Selon les enquêteurs, ce réseau restreint a opéré sur plusieurs communes, notamment Corbeil-Essonnes. Deux hommes et une femme sont poursuivis pour escroquerie en bande organisée, aide au séjour irrégulier d’un étranger, blanchiment en bande organisée, et autres infractions. Les identités fictives créées ou usurpées leur ont permis de percevoir des allocations sociales, de faire ouvrir des comptes bancaires, d’émettre des chèques sans provision, et de bénéficier de remboursements de la Sécurité sociale et de microcrédits.
Un système discret mais efficace
Le mode opératoire s’appuyait sur la création de faux papiers pour ouvrir des comptes bancaires. Ensuite, ils utilisaient ces comptes pour émettre des chèques sans provision, générant un préjudice d’environ 7 000 € à la banque LCL. Par la suite, ils déposeaient des dossiers pour percevoir des prestations sociales, principalement le Revenu de solidarité active (RSA) et l’Aide personnalisée au logement (APL). Ces démarches étaient souvent effectuées dans différents départements, multipliant ainsi les fausses identités.
Ce dispositif leur permettait de toucher environ 100 000 € de prestations sociales, versées par une trentaine de Caisses d’allocations familiales. La fraude a également concerné la Sécurité sociale et l’ADIE, notamment via le remboursement de microcrédits. Un des accusés est aussi soupçonné d’avoir hébergé une personne en situation irrégulière dans un logement de Corbeil-Essonnes.
Une fraude structurée en plusieurs étapes
Les enquêteurs estiment que la première étape consistait à ouvrir des comptes bancaires avec de faux papiers. Ensuite, ils émettaient des chèques sans provision. Une fois cette mécanique en place, ils utilisaient chaque fausse identité pour déposer des demandes d’aides sociales auprès de différentes caisses, souvent dans d’autres départements. Au total, plus d’une centaine d’identités auraient été créées ou usurpées.
- Environ 7 000 € ont été prélevés via des chèques sans provision, principalement au détriment de la banque LCL.
- Près de 100 000 € ont été versés par diverses caisses d’allocations familiales, notamment pour le RSA et l’APL.
- Le reste du préjudice concerne la Sécurité sociale et les microcrédits de l’ADIE, pour une somme totale estimée à 440 000 €.

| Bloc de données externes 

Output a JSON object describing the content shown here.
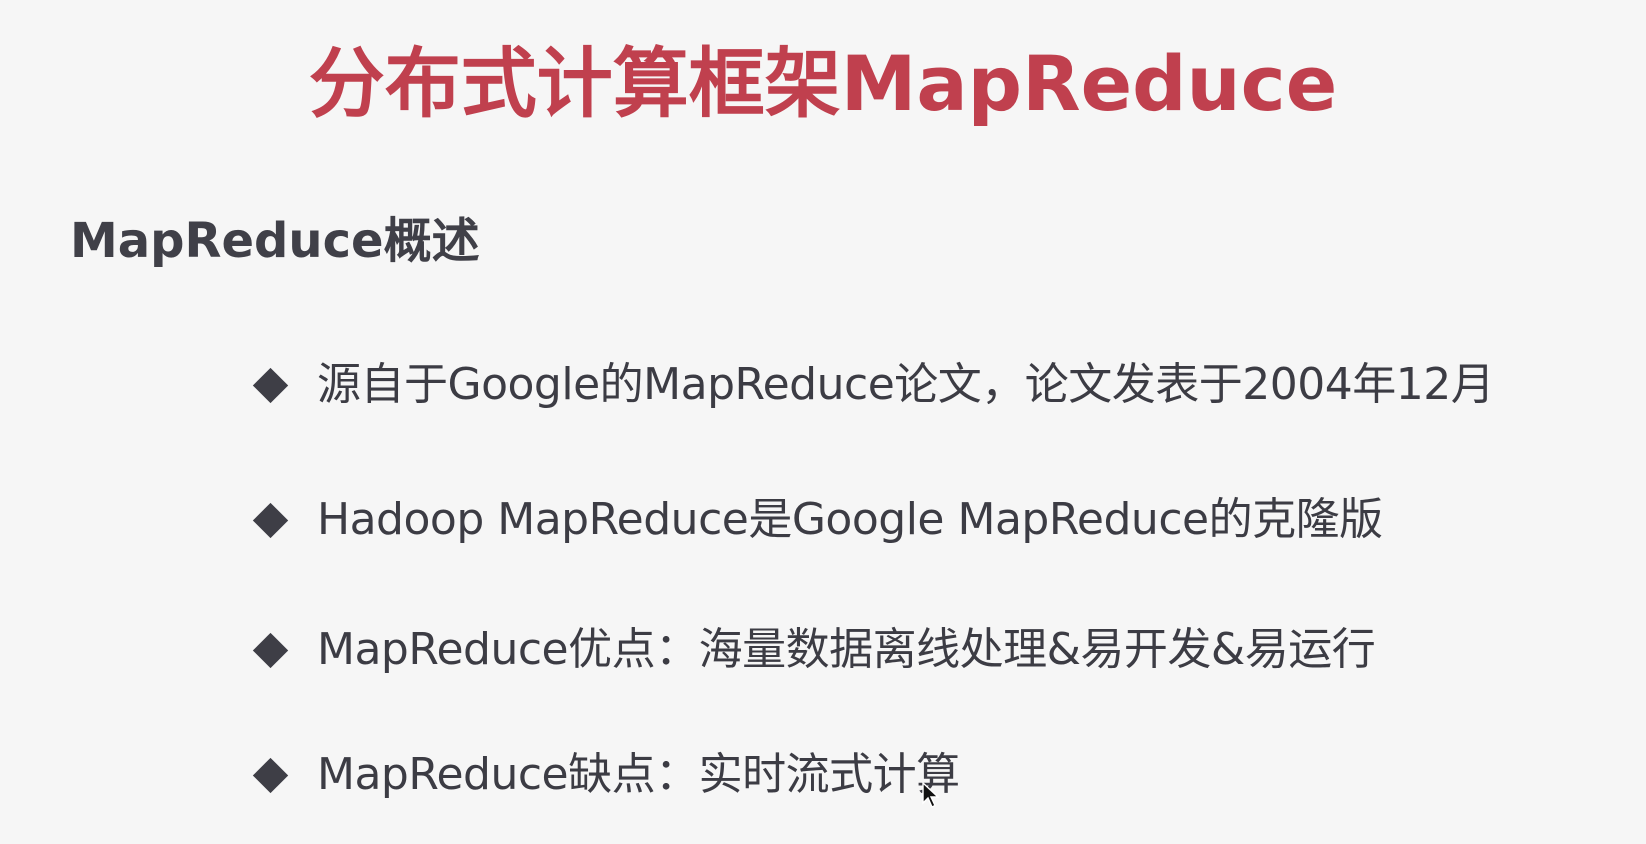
{
  "slide": {
    "title": "分布式计算框架MapReduce",
    "subtitle": "MapReduce概述",
    "bullets": [
      "源自于Google的MapReduce论文，论文发表于2004年12月",
      "Hadoop MapReduce是Google MapReduce的克隆版",
      "MapReduce优点：海量数据离线处理&易开发&易运行",
      "MapReduce缺点：实时流式计算"
    ],
    "bullet_icon": "diamond-bullet-icon",
    "cursor_icon": "mouse-pointer-icon"
  },
  "colors": {
    "title": "#c0404e",
    "text": "#3c3c44",
    "background": "#f6f6f6"
  }
}
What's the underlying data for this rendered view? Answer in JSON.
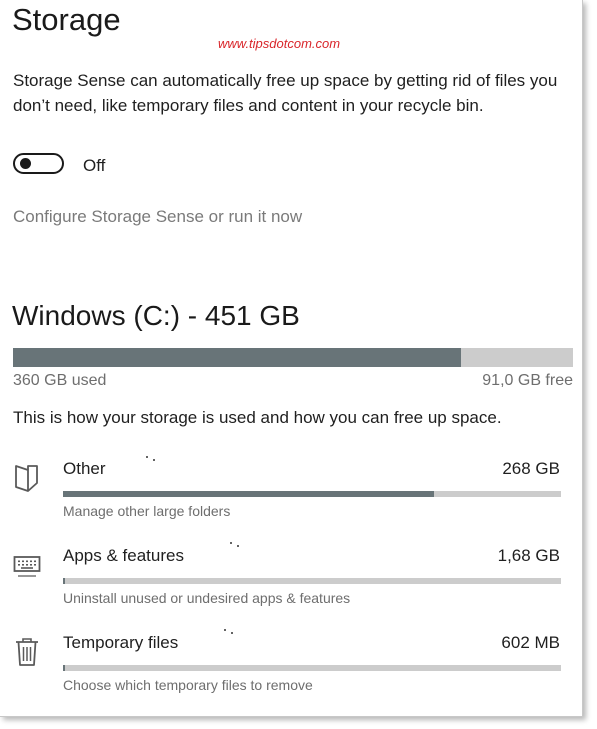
{
  "page": {
    "title": "Storage",
    "watermark": "www.tipsdotcom.com"
  },
  "storage_sense": {
    "description": "Storage Sense can automatically free up space by getting rid of files you don’t need, like temporary files and content in your recycle bin.",
    "toggle_state": "Off",
    "toggle_on": false,
    "configure_link": "Configure Storage Sense or run it now"
  },
  "drive": {
    "title": "Windows (C:) - 451 GB",
    "used_label": "360 GB used",
    "free_label": "91,0 GB free",
    "used_fraction": 0.8,
    "usage_description": "This is how your storage is used and how you can free up space."
  },
  "categories": [
    {
      "name": "Other",
      "size": "268 GB",
      "subtitle": "Manage other large folders",
      "fill_fraction": 0.744,
      "icon": "document-folder-icon"
    },
    {
      "name": "Apps & features",
      "size": "1,68 GB",
      "subtitle": "Uninstall unused or undesired apps & features",
      "fill_fraction": 0.005,
      "icon": "keyboard-icon"
    },
    {
      "name": "Temporary files",
      "size": "602 MB",
      "subtitle": "Choose which temporary files to remove",
      "fill_fraction": 0.002,
      "icon": "trash-icon"
    }
  ],
  "colors": {
    "bar_fill": "#687478",
    "bar_track": "#cccccc",
    "watermark": "#d9262b",
    "link": "#7a7a7a"
  }
}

Ce type de fraude repose sur la difficulté à vérifier efficacement l’identité des bénéficiaires et à croiser les données entre différents organismes. En 2019, les parlementaires ont rapporté que la CAF avait détecté 323,7 millions d’euros de fraudes, dont 6,17 millions en Essonne. Même si cette somme est significative localement, la fraude sociale totale à l’échelle nationale est estimée à environ 14 milliards d’euros par an.
Des poursuites lourdes à la clé
Les trois prévenus encourent jusqu’à dix ans de prison pour escroquerie en bande organisée, blanchiment en bande organisée, et aide au séjour irrégulier. Après leur garde à vue en février, ils ont été placés sous contrôle judiciaire dans l’attente de leur procès. La justice devra déterminer l’étendue exacte du préjudice pour chaque organisme concerné et trancher sur leur culpabilité.